27 September 2006

Climate change case puts Australian companies on notice

The latest in a line of cases brought over climate change has just been filed in California against six vehicle manufacturers, raising the question of whether Australian companies could be at risk from this sort of litigation.

Californian State Attorney-General Bill Lockyer is claiming that the vehicles made by the companies emit carbon dioxide, a major greenhouse gas. Vehicles are responsible for 20 percent of these emissions in the US, and 30 percent in California. Greenhouse gases cause global warming, and global warming affects California in various ways, including reduced snow pack (which in turn reduces water resources), coastal and beach erosion, increased ozone pollution, sea water intrusion into Sacramento Bay-Delta drinking water supplies, and endangering wildlife. Additionally the State has already incurred, and will continue to incur, costs in monitoring ongoing and inevitable impacts.

The case uses a strategy already successfully used by US State Attorneys-General against tobacco companies to recover the health care costs caused by smoking.

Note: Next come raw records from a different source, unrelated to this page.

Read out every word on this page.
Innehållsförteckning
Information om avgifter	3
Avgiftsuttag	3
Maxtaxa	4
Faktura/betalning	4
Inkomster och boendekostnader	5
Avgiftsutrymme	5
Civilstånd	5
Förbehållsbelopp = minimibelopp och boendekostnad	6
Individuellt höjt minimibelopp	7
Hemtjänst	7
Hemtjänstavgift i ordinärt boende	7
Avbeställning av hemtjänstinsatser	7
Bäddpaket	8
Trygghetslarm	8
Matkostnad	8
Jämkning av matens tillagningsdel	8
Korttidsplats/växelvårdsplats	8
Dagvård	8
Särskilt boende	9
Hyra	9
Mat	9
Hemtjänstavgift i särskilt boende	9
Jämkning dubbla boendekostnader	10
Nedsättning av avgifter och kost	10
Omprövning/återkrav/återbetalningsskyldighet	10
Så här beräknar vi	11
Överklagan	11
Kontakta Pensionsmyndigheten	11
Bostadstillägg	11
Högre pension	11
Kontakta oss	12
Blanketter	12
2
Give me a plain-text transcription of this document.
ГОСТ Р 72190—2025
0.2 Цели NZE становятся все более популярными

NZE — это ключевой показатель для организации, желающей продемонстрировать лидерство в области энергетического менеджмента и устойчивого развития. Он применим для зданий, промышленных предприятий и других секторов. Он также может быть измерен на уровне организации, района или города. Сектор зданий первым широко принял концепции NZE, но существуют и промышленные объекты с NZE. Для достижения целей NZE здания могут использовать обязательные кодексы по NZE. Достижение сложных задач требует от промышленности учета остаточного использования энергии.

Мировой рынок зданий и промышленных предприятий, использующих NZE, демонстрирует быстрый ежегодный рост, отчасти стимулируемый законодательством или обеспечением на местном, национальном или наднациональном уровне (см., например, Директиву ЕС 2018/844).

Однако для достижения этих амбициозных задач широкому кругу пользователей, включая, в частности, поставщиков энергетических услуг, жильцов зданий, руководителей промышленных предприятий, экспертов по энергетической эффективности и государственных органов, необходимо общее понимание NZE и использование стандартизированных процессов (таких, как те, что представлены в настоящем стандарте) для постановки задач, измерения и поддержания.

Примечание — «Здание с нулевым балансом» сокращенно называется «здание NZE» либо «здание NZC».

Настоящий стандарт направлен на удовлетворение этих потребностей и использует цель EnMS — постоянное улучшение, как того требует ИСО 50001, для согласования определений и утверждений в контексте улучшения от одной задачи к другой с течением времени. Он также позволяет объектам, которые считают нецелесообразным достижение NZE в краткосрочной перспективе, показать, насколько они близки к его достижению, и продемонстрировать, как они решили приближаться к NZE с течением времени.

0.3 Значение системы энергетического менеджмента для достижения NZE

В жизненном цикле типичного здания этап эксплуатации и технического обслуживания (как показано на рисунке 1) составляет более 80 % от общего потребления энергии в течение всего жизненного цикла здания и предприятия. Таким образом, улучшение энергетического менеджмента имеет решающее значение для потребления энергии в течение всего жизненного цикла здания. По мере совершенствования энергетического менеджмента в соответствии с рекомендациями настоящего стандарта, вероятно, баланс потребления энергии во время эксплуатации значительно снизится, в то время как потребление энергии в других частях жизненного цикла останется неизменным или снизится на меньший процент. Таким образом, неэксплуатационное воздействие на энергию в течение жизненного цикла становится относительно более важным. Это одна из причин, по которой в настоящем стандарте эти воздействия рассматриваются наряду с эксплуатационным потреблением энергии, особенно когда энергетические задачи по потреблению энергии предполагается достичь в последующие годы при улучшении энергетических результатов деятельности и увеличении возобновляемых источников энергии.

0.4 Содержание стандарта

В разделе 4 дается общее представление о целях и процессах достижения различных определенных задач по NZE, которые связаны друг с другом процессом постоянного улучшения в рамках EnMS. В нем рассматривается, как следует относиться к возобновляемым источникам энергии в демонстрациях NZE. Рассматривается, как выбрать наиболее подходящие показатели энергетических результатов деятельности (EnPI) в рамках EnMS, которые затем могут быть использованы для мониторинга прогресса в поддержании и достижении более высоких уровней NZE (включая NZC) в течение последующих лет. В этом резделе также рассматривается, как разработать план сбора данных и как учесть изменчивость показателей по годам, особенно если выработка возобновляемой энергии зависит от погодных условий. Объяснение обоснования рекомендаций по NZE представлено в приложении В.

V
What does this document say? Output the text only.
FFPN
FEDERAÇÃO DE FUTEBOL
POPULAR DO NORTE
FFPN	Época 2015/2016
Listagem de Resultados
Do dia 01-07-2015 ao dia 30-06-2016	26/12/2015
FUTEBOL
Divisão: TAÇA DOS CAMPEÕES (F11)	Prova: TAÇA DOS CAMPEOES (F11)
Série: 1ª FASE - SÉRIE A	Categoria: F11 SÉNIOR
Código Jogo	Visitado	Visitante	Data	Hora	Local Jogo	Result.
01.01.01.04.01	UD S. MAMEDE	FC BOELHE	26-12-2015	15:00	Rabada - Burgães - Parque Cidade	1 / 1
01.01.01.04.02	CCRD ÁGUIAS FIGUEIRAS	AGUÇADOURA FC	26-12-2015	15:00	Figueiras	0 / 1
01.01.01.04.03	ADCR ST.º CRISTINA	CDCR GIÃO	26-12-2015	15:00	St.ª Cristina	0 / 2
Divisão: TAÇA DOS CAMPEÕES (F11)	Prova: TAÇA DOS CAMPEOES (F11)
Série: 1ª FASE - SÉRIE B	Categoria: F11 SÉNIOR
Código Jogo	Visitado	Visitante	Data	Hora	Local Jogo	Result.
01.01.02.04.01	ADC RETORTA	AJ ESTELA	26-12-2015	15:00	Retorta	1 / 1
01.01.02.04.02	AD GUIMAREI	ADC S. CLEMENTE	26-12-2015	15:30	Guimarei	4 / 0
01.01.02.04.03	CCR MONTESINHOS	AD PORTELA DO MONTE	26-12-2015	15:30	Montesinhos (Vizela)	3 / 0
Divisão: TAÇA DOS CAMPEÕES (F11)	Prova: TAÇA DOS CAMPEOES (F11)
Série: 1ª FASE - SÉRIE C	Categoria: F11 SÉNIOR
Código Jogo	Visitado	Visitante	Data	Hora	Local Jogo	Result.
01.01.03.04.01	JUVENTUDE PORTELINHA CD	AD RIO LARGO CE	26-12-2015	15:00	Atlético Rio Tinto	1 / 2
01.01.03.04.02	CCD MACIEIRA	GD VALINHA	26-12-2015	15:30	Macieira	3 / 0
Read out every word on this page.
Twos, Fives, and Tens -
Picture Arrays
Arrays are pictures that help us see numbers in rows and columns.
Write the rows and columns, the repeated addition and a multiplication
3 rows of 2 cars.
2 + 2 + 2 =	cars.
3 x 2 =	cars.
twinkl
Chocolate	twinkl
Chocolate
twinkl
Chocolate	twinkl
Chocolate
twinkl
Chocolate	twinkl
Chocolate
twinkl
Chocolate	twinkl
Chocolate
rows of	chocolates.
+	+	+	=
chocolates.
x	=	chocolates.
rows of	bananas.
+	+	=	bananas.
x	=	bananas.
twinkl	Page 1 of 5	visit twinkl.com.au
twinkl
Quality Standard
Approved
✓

Could this action be brought in Australia?

As we've seen over the last few years, public nuisance cases such as this one have not succeeded (yet) overseas.  Theoretically a similar public nuisance case could be brought here.

Australian common law also recognises the action of public nuisance. There are two main requirements for this action: standing (ie. an interest that is affected) and damage to a public right. Attorneys-General would have standing to bring an action in public nuisance, (although they are unlikely to launch such a claim here). The emission of carbon dioxide which contributes to climate change could be the subject of a nuisance claim by particular classes of persons especially vulnerable to the effects of climate change (for example, farmers, wine growers, insurers).

As the regulation of greenhouse gases becomes more likely, so too does the prospect of civil enforcement proceedings of environmental laws by Green interest groups and individuals. One group has already put local companies on notice; Climate Action Network Australia (CANA), represented by plaintiff law firm Maurice Blackburn Cashman, wrote to the directors of selected Australian companies in 2003 of the financial risks which climate change posed to the companies.

There are however a number of legal and political hurdles in the way. For a claim to be successful it would however need to show actual damage had been suffered, amass compelling expert evidence of the defendant’s role in causing climate change, and make a causal connection between the defendant’s actions, climate change, and the alleged damage.

These cases have (so far) not succeeded, but Australian companies whose activities generate greenhouse gases need to assess how they would respond to a public nuisance action if it is brought in Australia and the likelihood of the emission of such gases being more stringently regulated.